For the second consecutive January, we find ourselves doing this in truly challenging times and I would like to wish all Journal readers a healthy, prosperous and peaceful 2022.
As a local politician in an area that is dominated by one’s opponents it pays to be realistic about what can be achieved, but we are inching towards something in Grantham that I have long called for: a town council. After major local government reorganisation in the 1970s, our town was just one of a tiny few, within counties, that were left without their own town council, (that have the same jurisdiction as the thousands of parish councils across England.) Within South Kesteven, Stamford and Bourne have one, but not us.
Instead, we have Charter Trustees, the 15 district councillors that represent seven wards across the town and whose only function is to select a mayor and deputy who carry out purely ceremonial civic duties. This costs Grantham Council Taxpayers around £50,000 a year and is an expensive Tory chumocracy. It is mired in secrecy and unaccountability and from what I’ve seen makes things up as it goes along to a level that most would find shocking.
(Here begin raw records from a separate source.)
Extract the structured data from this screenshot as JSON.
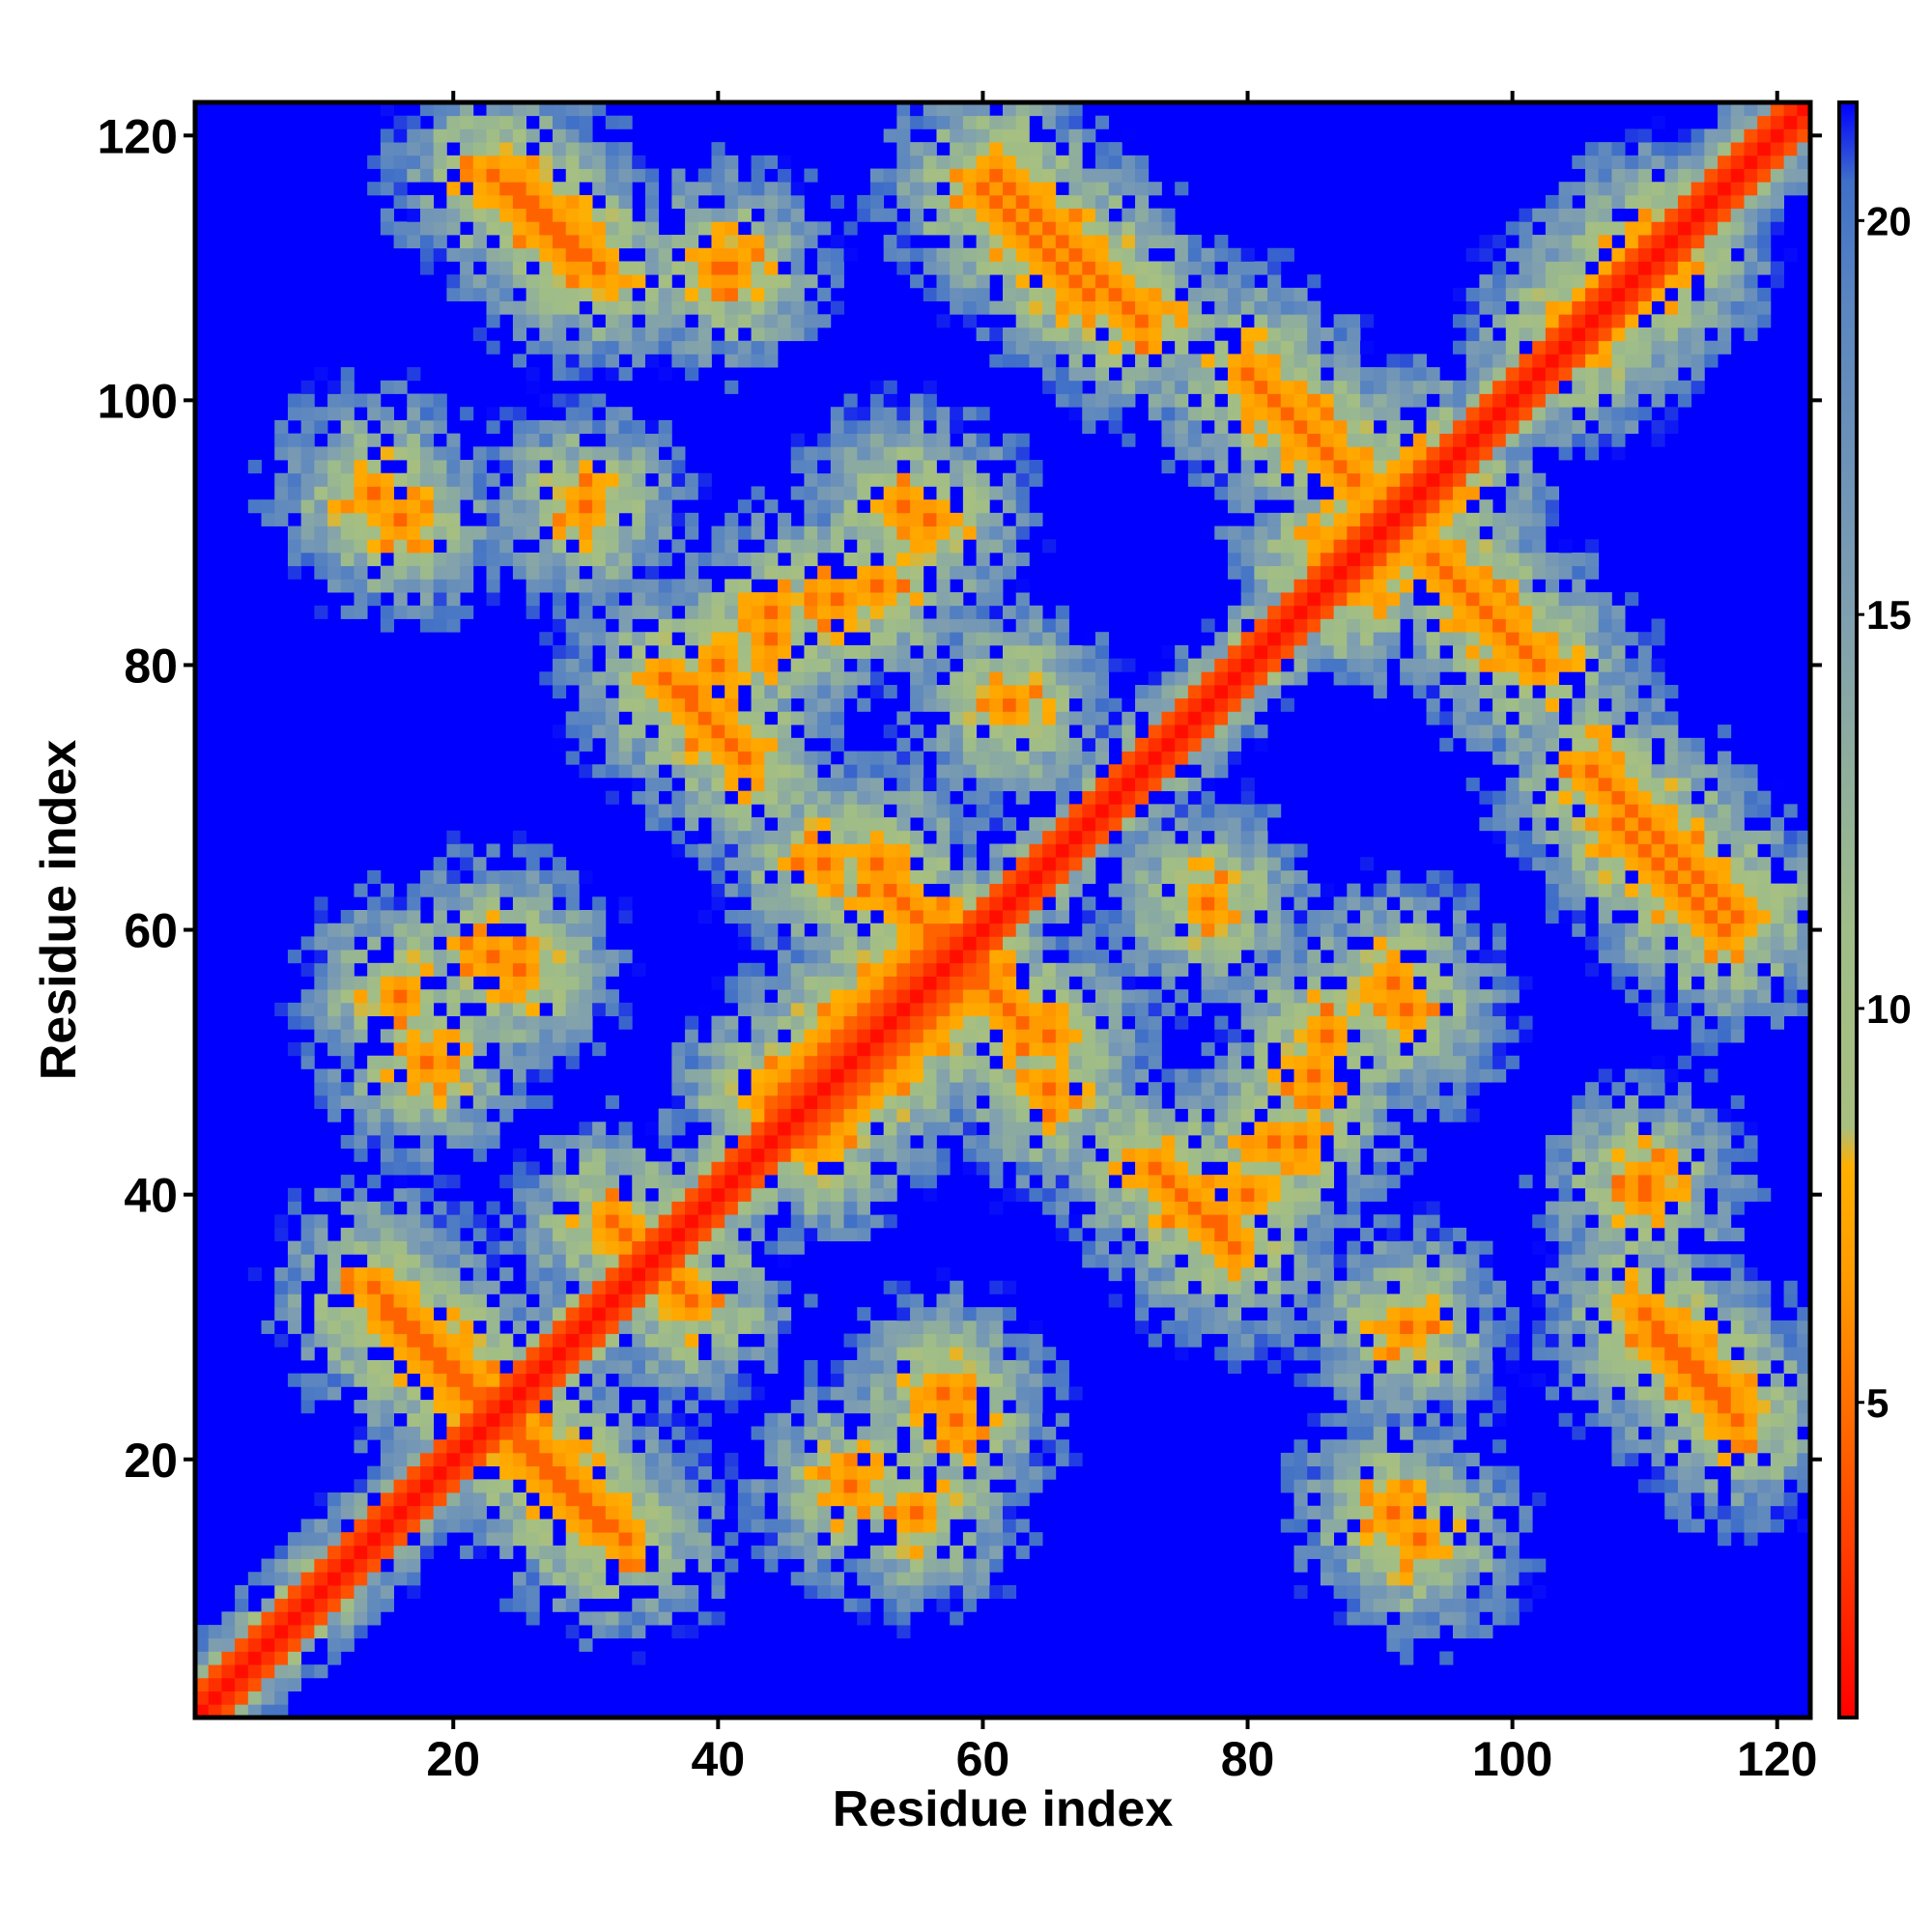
{
  "chart_data": {
    "type": "heatmap",
    "title": "",
    "xlabel": "Residue index",
    "ylabel": "Residue index",
    "n_residues": 122,
    "xlim": [
      0.5,
      122.5
    ],
    "ylim": [
      0.5,
      122.5
    ],
    "x_ticks": [
      20,
      40,
      60,
      80,
      100,
      120
    ],
    "y_ticks": [
      20,
      40,
      60,
      80,
      100,
      120
    ],
    "colorbar": {
      "range": [
        1,
        21.5
      ],
      "ticks": [
        5,
        10,
        15,
        20
      ],
      "stops": [
        {
          "value": 1,
          "color": "#ff0000"
        },
        {
          "value": 4,
          "color": "#ff5500"
        },
        {
          "value": 6.5,
          "color": "#ff9900"
        },
        {
          "value": 8,
          "color": "#ffb000"
        },
        {
          "value": 8.5,
          "color": "#a8bf80"
        },
        {
          "value": 11,
          "color": "#9fbd88"
        },
        {
          "value": 15,
          "color": "#7f9fb0"
        },
        {
          "value": 19,
          "color": "#5a85c0"
        },
        {
          "value": 20.5,
          "color": "#3f6fc8"
        },
        {
          "value": 21.5,
          "color": "#0000ff"
        }
      ],
      "cutoff_color": "#0000ff"
    },
    "colors": {
      "diagonal": "#ff0000",
      "background": "#0000ff"
    },
    "contact_features": {
      "description_values": "distance between residue i and residue j; values above cutoff drawn blue",
      "antiparallel_contacts": [
        {
          "i_start": 14,
          "j_start": 33,
          "length": 9
        },
        {
          "i_start": 25,
          "j_start": 21,
          "length": 7
        },
        {
          "i_start": 32,
          "j_start": 38,
          "length": 7
        },
        {
          "i_start": 25,
          "j_start": 116,
          "length": 7
        },
        {
          "i_start": 60,
          "j_start": 116,
          "length": 9
        },
        {
          "i_start": 82,
          "j_start": 100,
          "length": 7
        },
        {
          "i_start": 96,
          "j_start": 86,
          "length": 7
        },
        {
          "i_start": 106,
          "j_start": 72,
          "length": 12
        },
        {
          "i_start": 111,
          "j_start": 29,
          "length": 7
        },
        {
          "i_start": 53,
          "j_start": 63,
          "length": 6
        },
        {
          "i_start": 37,
          "j_start": 78,
          "length": 6
        }
      ],
      "parallel_contacts": [
        {
          "i_start": 44,
          "j_start": 47,
          "length": 14
        },
        {
          "i_start": 105,
          "j_start": 104,
          "length": 8
        },
        {
          "i_start": 86,
          "j_start": 88,
          "length": 8
        }
      ],
      "spot_contacts": [
        {
          "x": 14,
          "y": 93
        },
        {
          "x": 30,
          "y": 92
        },
        {
          "x": 41,
          "y": 110
        },
        {
          "x": 36,
          "y": 79
        },
        {
          "x": 44,
          "y": 84
        },
        {
          "x": 49,
          "y": 85
        },
        {
          "x": 54,
          "y": 92
        },
        {
          "x": 52,
          "y": 65
        },
        {
          "x": 62,
          "y": 77
        },
        {
          "x": 78,
          "y": 38
        },
        {
          "x": 80,
          "y": 40
        },
        {
          "x": 82,
          "y": 44
        },
        {
          "x": 86,
          "y": 52
        },
        {
          "x": 91,
          "y": 56
        },
        {
          "x": 110,
          "y": 40
        },
        {
          "x": 91,
          "y": 16
        },
        {
          "x": 50,
          "y": 18
        },
        {
          "x": 57,
          "y": 25
        },
        {
          "x": 16,
          "y": 55
        },
        {
          "x": 23,
          "y": 58
        },
        {
          "x": 65,
          "y": 48
        }
      ]
    }
  }
}
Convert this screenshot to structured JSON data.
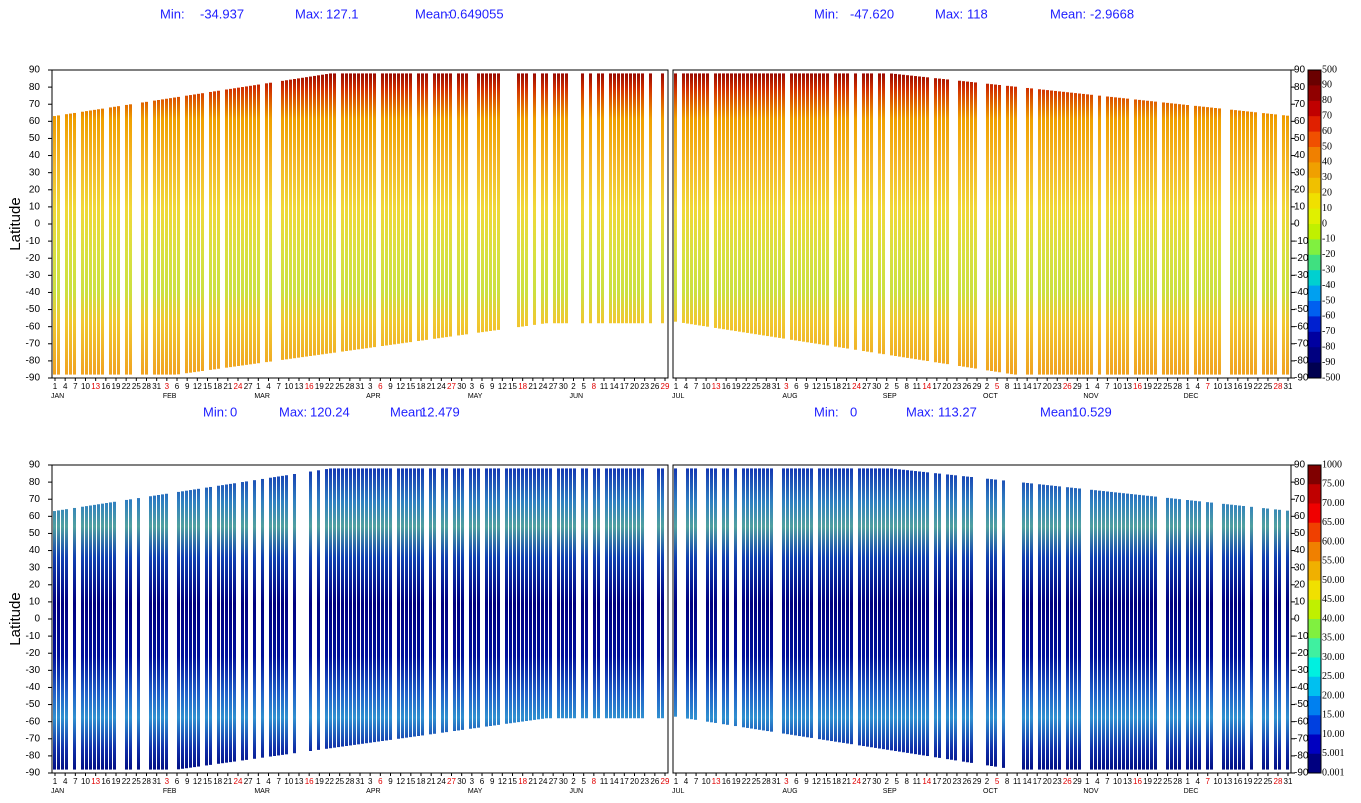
{
  "y_axis_label": "Latitude",
  "stat_labels": {
    "min": "Min:",
    "max": "Max:",
    "mean": "Mean:"
  },
  "stat_color": "#2020ff",
  "panels": [
    {
      "min": "-34.937",
      "max": "127.1",
      "mean": "-0.649055"
    },
    {
      "min": "-47.620",
      "max": "118",
      "mean": "-2.9668"
    },
    {
      "min": "0",
      "max": "120.24",
      "mean": "12.479"
    },
    {
      "min": "0",
      "max": "113.27",
      "mean": "10.529"
    }
  ],
  "yticks": [
    90,
    80,
    70,
    60,
    50,
    40,
    30,
    20,
    10,
    0,
    -10,
    -20,
    -30,
    -40,
    -50,
    -60,
    -70,
    -80,
    -90
  ],
  "highlight_color": "#e00000",
  "x_axes": [
    {
      "months": [
        {
          "name": "JAN",
          "days": [
            1,
            4,
            7,
            10,
            13,
            16,
            19,
            22,
            25,
            28,
            31
          ],
          "highlight_days": [
            13
          ]
        },
        {
          "name": "FEB",
          "days": [
            3,
            6,
            9,
            12,
            15,
            18,
            21,
            24,
            27
          ],
          "highlight_days": [
            3,
            24
          ]
        },
        {
          "name": "MAR",
          "days": [
            1,
            4,
            7,
            10,
            13,
            16,
            19,
            22,
            25,
            28,
            31
          ],
          "highlight_days": [
            16
          ]
        },
        {
          "name": "APR",
          "days": [
            3,
            6,
            9,
            12,
            15,
            18,
            21,
            24,
            27,
            30
          ],
          "highlight_days": [
            6,
            27
          ]
        },
        {
          "name": "MAY",
          "days": [
            3,
            6,
            9,
            12,
            15,
            18,
            21,
            24,
            27,
            30
          ],
          "highlight_days": [
            18
          ]
        },
        {
          "name": "JUN",
          "days": [
            2,
            5,
            8,
            11,
            14,
            17,
            20,
            23,
            26,
            29
          ],
          "highlight_days": [
            8,
            29
          ]
        }
      ]
    },
    {
      "months": [
        {
          "name": "JUL",
          "days": [
            1,
            4,
            7,
            10,
            13,
            16,
            19,
            22,
            25,
            28,
            31
          ],
          "highlight_days": [
            13
          ]
        },
        {
          "name": "AUG",
          "days": [
            3,
            6,
            9,
            12,
            15,
            18,
            21,
            24,
            27,
            30
          ],
          "highlight_days": [
            3,
            24
          ]
        },
        {
          "name": "SEP",
          "days": [
            2,
            5,
            8,
            11,
            14,
            17,
            20,
            23,
            26,
            29
          ],
          "highlight_days": [
            14
          ]
        },
        {
          "name": "OCT",
          "days": [
            2,
            5,
            8,
            11,
            14,
            17,
            20,
            23,
            26,
            29
          ],
          "highlight_days": [
            5,
            26
          ]
        },
        {
          "name": "NOV",
          "days": [
            1,
            4,
            7,
            10,
            13,
            16,
            19,
            22,
            25,
            28
          ],
          "highlight_days": [
            16
          ]
        },
        {
          "name": "DEC",
          "days": [
            1,
            4,
            7,
            10,
            13,
            16,
            19,
            22,
            25,
            28,
            31
          ],
          "highlight_days": [
            7,
            28
          ]
        }
      ]
    }
  ],
  "colorbars": [
    {
      "labels": [
        500,
        90,
        80,
        70,
        60,
        50,
        40,
        30,
        20,
        10,
        0,
        -10,
        -20,
        -30,
        -40,
        -50,
        -60,
        -70,
        -80,
        -90,
        -500
      ],
      "colors": [
        "#6a0000",
        "#900000",
        "#c00000",
        "#e02000",
        "#f05000",
        "#f08000",
        "#f0a000",
        "#f0c000",
        "#f0e000",
        "#e0f000",
        "#c0f000",
        "#80f040",
        "#40e080",
        "#00d0d0",
        "#00a0f0",
        "#0060f0",
        "#0020d0",
        "#0000a0",
        "#000080",
        "#000050"
      ]
    },
    {
      "labels": [
        1000,
        {
          "value": 75,
          "label": "75.00"
        },
        {
          "value": 70,
          "label": "70.00"
        },
        {
          "value": 65,
          "label": "65.00"
        },
        {
          "value": 60,
          "label": "60.00"
        },
        {
          "value": 55,
          "label": "55.00"
        },
        {
          "value": 50,
          "label": "50.00"
        },
        {
          "value": 45,
          "label": "45.00"
        },
        {
          "value": 40,
          "label": "40.00"
        },
        {
          "value": 35,
          "label": "35.00"
        },
        {
          "value": 30,
          "label": "30.00"
        },
        {
          "value": 25,
          "label": "25.00"
        },
        {
          "value": 20,
          "label": "20.00"
        },
        {
          "value": 15,
          "label": "15.00"
        },
        {
          "value": 10,
          "label": "10.00"
        },
        5.001,
        0.001
      ],
      "colors": [
        "#800000",
        "#c00000",
        "#f00000",
        "#f04000",
        "#f08000",
        "#f0b000",
        "#f0e000",
        "#c0f000",
        "#80f040",
        "#40f0a0",
        "#00f0e0",
        "#00c0f0",
        "#0080f0",
        "#0040e0",
        "#0000c0",
        "#000080"
      ]
    }
  ]
}
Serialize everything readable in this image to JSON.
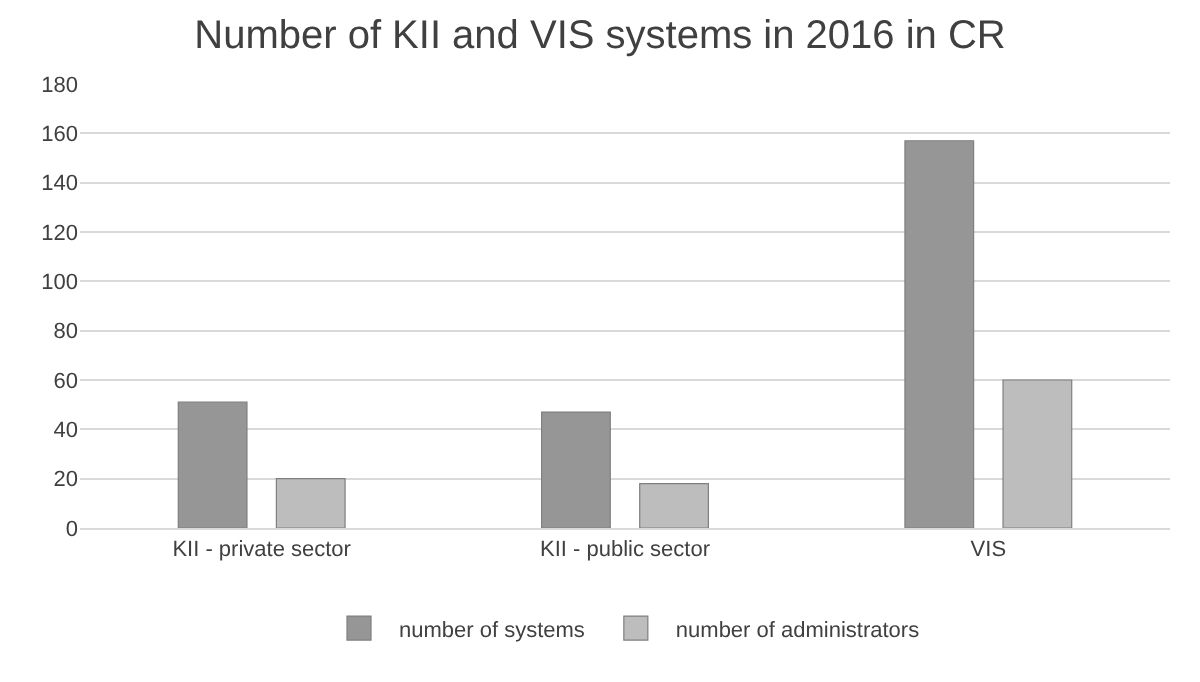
{
  "chart_data": {
    "type": "bar",
    "title": "Number of KII and VIS systems in 2016 in CR",
    "categories": [
      "KII - private sector",
      "KII - public sector",
      "VIS"
    ],
    "series": [
      {
        "name": "number of systems",
        "color": "#969696",
        "values": [
          51,
          47,
          157
        ]
      },
      {
        "name": "number of administrators",
        "color": "#bdbdbd",
        "values": [
          20,
          18,
          60
        ]
      }
    ],
    "ylim": [
      0,
      180
    ],
    "yticks": [
      0,
      20,
      40,
      60,
      80,
      100,
      120,
      140,
      160,
      180
    ],
    "grid": "y",
    "legend": "bottom"
  }
}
It is time to end this anachronism and introduce a town council, that whilst probably costing about an extra tenner per household a year would introduce proper
democracy and accountability to grassroot community affairs. This will be particularly important if the government goes ahead with its plans to scrap district councils and hand powers to county based mayors or ‘governors’ (an unwanted American term in my view.) This is what has been leaked from the upcoming White Paper on ‘Levelling Up’ from Michael Gove.
Without a town council this would lead to all decisions about Grantham being made in Lincoln under an authority that covers the whole of Greater Lincolnshire’s 750,000 residents. Past attempts to get a town council have failed through apathy, but I hope that when a consultation starts in the spring local people give it the support that it will need to hold its first elections in May 2023 and that Grantham people can start to take back control.